Unicorn Farts Or What's A Good Perfume For Teenagers?

When I was in my late teens, my Mum purchased me a bottle of perfume for Christmas.

I didn't wear perfume other than occasionally dabbing myself with some White Musk from the Body Shop as I was really a non-make-up wearing or caring or even a perfume wearing or caring teenager. It was, of course, a big surprise, but a good one and I was thrilled with my new perfume.

The perfume that she picked for me (and my sister as she got a bottle too) was Escape by Calvin Klien and has become the only perfume that I ever wear. I'm normally a little heavy handed with the scent, but meh, who cares as long as it's not so overpowering it knocks you out as soon as you walk into the room I'm sitting in!

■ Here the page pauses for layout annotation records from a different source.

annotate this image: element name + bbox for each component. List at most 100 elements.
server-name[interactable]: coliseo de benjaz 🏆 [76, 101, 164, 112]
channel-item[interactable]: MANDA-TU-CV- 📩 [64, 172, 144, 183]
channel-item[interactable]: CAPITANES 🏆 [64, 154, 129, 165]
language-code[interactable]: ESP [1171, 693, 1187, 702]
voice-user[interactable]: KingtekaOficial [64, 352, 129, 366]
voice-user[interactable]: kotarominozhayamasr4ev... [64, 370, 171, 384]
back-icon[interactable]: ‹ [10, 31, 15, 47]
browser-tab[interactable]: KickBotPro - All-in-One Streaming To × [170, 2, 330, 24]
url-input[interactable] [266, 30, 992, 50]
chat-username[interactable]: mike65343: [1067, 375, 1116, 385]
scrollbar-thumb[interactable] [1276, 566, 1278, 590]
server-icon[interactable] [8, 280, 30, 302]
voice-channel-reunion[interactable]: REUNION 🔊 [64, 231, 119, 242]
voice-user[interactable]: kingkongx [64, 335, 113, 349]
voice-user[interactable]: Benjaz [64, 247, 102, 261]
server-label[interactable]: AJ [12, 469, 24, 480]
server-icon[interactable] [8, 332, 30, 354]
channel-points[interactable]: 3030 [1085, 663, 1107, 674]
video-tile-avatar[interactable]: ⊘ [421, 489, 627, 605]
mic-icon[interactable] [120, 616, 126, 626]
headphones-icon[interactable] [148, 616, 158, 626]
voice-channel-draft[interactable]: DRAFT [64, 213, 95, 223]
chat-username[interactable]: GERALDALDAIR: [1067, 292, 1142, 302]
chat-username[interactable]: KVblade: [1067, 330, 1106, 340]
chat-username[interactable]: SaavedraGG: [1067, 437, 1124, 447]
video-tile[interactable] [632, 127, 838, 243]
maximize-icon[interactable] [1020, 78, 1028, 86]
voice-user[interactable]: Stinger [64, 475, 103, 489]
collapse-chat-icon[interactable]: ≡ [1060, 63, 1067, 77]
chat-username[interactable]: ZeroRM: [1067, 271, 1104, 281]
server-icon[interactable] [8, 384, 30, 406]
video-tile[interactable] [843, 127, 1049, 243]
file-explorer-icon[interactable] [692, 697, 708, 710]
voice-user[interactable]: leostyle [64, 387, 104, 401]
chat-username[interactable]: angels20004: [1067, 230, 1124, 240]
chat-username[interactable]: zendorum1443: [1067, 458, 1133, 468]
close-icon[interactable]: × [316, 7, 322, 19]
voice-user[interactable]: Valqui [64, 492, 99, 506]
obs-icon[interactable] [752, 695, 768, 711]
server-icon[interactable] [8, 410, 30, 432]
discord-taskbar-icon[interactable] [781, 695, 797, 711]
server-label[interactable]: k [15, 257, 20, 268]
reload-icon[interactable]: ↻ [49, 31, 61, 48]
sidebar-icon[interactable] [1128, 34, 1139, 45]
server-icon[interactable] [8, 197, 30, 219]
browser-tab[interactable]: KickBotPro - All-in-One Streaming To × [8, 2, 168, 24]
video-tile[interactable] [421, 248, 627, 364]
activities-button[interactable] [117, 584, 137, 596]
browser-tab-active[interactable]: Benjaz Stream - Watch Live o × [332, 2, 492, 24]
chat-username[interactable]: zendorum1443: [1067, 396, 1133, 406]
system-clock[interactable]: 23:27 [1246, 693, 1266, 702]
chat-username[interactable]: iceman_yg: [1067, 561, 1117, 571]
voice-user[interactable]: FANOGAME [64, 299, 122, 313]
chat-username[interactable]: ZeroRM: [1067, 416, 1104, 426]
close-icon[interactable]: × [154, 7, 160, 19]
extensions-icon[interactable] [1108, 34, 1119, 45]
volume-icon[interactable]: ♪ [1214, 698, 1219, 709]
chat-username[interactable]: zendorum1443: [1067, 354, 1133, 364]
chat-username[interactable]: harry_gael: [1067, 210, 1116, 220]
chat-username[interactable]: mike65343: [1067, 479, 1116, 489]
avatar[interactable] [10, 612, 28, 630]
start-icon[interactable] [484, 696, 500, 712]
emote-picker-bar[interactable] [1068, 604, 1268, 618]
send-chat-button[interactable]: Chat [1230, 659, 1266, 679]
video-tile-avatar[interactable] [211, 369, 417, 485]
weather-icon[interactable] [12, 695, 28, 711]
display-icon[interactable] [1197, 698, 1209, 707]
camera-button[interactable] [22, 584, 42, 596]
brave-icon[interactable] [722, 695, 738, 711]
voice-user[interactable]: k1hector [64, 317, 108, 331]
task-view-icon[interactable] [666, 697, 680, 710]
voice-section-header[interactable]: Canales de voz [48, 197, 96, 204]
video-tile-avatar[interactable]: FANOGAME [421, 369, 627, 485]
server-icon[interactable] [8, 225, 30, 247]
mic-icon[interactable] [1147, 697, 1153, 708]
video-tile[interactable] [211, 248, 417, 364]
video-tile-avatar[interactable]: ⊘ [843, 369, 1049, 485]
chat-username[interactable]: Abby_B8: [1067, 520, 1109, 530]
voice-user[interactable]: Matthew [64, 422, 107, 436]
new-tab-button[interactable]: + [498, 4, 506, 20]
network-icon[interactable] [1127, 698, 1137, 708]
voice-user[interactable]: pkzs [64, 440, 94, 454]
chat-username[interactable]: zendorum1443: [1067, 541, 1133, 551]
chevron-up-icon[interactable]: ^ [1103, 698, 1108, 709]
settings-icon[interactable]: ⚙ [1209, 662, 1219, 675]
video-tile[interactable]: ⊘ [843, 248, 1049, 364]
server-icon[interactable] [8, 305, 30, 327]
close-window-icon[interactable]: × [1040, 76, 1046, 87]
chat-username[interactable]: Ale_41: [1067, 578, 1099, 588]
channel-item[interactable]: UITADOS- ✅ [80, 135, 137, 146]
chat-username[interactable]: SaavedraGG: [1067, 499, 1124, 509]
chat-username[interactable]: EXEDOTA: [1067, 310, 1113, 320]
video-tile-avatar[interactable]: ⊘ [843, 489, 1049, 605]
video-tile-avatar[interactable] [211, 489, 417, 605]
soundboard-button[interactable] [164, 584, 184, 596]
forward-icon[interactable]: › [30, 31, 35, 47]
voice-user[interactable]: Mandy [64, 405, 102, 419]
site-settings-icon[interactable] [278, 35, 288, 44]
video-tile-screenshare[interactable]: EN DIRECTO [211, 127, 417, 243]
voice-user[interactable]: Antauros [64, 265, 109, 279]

PippaD and Top Ender not falling over from a perfume!


So, what's this got to do with the teenagers of today?

Well, I'm specifically thinking about Top Ender here, she's also not that bothered about make-up or perfume, but I was thinking the other day about how Top's appreciates the finer things in life and I thought that she might appreciate a bottle of scent. Even though I still rarely wear make-up, a splash of perfume each day makes me feel more dressed, even if I'm just in jeans and a t-shirt!

I talked to Top Ender about this and she raised an eyebrow at me. The meaning was clear "I don't do perfume, so why are you asking me?". I persevered, however. Well, I think you'd suit a light and sweet floral scent. Not something as heavy as mine, but something young and girly.

Top Ender raised her eyebrow at me again. This time the meaning was less clear, so she vocalised her thoughts.

"Mum, Are you trying to make me smell like a Unicorn's Fart?"

Much hilarity ensued, but we came to the agreement that if I could find a perfume that would suit Top Ender OR smelt like a Unicorn's fart she would happily wear it.

So Internet I'm turning to you. What perfume can you recommend as being great for Top Ender to wear?